18 June 2010

A little calmer today

I think I overreacted yesterday.  I saw that 191 on the scale and totally freaked out. Seriously came unglued.  In my mind 190 is like my drop dead number.  I always thought that once I saw that number I would kick it into high gear.  I spent yesterday trying to keep moving and avoiding food at all costs.  Luckily, by yesterday afternoon I started to come to my senses.  I realized that that 191 may not be completely true.  I have been running and doing a lot of walking.  I can feel the muscles developing in my legs.  I have a feeling that the 191 might be a bit of an anomaly between muscle and fat.  Yesterday I ate 1900 calories and burned 2500 calories.  Okay, not perfect but that's a 600 calorie deficit.
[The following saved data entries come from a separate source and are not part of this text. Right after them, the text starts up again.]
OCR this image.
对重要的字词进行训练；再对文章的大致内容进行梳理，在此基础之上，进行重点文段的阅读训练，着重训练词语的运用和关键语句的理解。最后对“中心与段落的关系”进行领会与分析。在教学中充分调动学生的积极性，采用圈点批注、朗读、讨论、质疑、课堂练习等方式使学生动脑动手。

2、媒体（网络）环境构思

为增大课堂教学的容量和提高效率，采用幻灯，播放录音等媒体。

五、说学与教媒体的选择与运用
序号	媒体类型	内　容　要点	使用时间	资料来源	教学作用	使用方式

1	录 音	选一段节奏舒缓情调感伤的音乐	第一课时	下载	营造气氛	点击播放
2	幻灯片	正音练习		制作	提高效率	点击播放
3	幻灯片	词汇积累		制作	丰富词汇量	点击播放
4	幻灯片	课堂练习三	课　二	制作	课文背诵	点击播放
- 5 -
So far today I've burned about 1200 calories and only eaten about 700 - and today is fairly typical. Yesterday ended up being pretty typical too in spite of my insanity of the morning.  I don't think I need to move 24-7 and  eat next to nothing.  I think just by keeping on doing what I'm doing and watching what I eat will help things along. I'm going to stay on the track I'm on just adding in some weight training next week.  I'm also going to watch the food more closely and see what happens.  If that doesn't work maybe I will have to consider a apidexin & detoxufree72 combo. I am serious about losing some weight over this here break. Ugh!!!!!